Le livre audio, nouvelle aubaine pour les comédiens
Comment prononcer correctement le mot inuit Neqqajaaq qui signifie « vent violent » ? L’actrice Marianne Denicourt, qui enregistre le livre audio De pierre et d’os de Bérangère Cournut (Le Tripode, 19 euros) pour la société Lizzie (Editis, 18,10 euros), demande à Catherine Lagarde, responsable éditoriale et directrice du studio Nova Spot, de lui donner la bonne intonation. Ce Neqqajaaq va s’arrêter de souffler au chapitre 32… Installée dans une cabine d’enregistrement, la comédienne doit donner vie à 219 pages. Elle lit d’une voix claire et précise.
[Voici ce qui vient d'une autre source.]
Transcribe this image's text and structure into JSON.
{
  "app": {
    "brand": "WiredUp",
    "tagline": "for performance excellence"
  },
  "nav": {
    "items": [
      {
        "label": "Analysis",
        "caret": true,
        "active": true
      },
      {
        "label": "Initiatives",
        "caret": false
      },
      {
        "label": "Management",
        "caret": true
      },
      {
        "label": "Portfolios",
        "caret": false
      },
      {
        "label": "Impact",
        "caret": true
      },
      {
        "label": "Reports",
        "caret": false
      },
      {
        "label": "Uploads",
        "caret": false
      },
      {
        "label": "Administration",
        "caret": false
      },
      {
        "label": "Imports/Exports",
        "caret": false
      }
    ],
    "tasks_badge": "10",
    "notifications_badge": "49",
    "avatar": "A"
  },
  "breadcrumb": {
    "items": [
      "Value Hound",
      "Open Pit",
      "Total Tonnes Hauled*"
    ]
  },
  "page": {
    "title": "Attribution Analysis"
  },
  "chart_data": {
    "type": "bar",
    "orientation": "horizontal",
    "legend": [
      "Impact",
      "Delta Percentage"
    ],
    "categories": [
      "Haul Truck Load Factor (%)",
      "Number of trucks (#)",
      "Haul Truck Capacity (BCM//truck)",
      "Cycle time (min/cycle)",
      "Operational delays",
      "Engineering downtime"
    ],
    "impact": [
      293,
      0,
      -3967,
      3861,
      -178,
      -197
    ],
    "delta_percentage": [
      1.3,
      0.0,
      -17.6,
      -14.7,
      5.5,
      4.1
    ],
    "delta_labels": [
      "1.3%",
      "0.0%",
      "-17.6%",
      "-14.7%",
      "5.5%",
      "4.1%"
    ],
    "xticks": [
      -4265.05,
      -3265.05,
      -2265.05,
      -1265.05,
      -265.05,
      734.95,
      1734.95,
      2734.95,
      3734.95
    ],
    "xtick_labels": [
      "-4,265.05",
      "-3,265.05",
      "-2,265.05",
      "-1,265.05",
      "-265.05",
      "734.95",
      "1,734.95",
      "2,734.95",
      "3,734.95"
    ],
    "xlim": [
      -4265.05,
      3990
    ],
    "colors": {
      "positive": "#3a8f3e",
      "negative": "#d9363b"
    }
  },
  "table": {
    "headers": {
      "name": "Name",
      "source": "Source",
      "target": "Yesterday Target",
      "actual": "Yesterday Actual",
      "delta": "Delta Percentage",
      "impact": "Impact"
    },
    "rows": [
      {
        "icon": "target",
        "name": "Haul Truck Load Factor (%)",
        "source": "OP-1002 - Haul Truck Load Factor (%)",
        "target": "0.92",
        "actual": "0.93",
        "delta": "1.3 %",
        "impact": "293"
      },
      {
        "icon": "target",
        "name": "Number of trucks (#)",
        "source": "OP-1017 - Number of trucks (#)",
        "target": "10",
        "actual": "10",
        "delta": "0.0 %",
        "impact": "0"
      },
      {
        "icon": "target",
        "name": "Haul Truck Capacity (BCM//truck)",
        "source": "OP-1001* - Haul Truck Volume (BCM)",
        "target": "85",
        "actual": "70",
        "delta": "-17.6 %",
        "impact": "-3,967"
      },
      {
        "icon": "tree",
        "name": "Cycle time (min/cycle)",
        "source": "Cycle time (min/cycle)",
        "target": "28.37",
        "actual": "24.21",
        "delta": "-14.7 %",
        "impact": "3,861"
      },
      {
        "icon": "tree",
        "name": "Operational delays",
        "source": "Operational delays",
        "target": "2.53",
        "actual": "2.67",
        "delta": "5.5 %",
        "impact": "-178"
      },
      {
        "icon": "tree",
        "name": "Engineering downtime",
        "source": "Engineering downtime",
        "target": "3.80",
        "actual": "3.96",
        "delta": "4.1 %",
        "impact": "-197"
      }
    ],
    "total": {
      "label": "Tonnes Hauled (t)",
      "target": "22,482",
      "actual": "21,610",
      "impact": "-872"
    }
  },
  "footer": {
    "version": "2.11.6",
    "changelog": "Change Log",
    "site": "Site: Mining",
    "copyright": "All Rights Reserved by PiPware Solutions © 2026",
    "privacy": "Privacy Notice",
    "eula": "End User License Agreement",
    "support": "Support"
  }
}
Parfois, Mme Lagarde, sa « première oreille », lui demande de chuchoter un peu plus ou de reprendre une phrase. « Cela demande une réelle concentration », assure Marianne Denicourt. D’autant que, pour elle, c’est une première. L’auteure du roman lui a demandé d’incarner « sa » voix après l’avoir entendue lors d’une lecture publique. Pour l’interprète, l’exercice consiste à « raconter une histoire, trouver cet équilibre particulier, pour rester au service du texte ».
Longtemps réservé aux malvoyants, aux personnes âgées ou à ceux qui ont un bras dans le plâtre, le livre audio prend son essor en France dans un secteur, l’édition, qui fait grise mine. Dans la mesure où Amazon, l’un des acteurs importants, refuse de révéler ses chiffres, il n’existe pas de statistiques fiables sur la taille de ce marché de niche. Les analystes l’estiment à moins de 2 % du chiffre d’affaire total de l’édition.
Lors de la dernière Foire internationale du livre de Francfort, en octobre, Valerie Lévy-Soussan, PDG d’Audiolib et présidente de la commission livre audio du Syndicat national de l’édition (SNE), a prévu un doublement de ce secteur d’ici trois ans grâce à un enviable taux de croissance de 20 % à 30 % chaque année.
Si l’on se fie à l’exemple américain, les perspectives semblent prometteuses. Selon l’Audio Publishers Association, ce marché y a atteint, en 2018, 940 millions de dollars (854 millions d’euros), en hausse de 24,5 % par rapport à 2017, grâce à une production florissante de 45 000 nouveaux titres en un an.
Casting
Dans l’Hexagone, les éditeurs se lancent dans l’aventure, même si le livre audio nécessite des coûts plus élevés que l’édition papier. Depuis son lancement voilà dix-huit mois, Lizzie a ainsi, selon sa directrice Julie Cartier, produit 280 ouvrages. Audiolib, qui a fêté ses 10 ans en 2018, en sort plus d’une centaine par an. « Tout est adaptable, les romans bien sûr, mais aussi les guides de développement personnel, de voyages et même les bandes dessinées, comme Astérix », assure Ludivine Payen, assistante éditoriale au sein de cette filiale d’Hachette et d’Albin Michel. Si Actes Sud arrive de façon bien plus modeste dans ce marché, Gallimard poursuit activement son offensive. Tout comme les pionniers Thélème ou les Editions des femmes.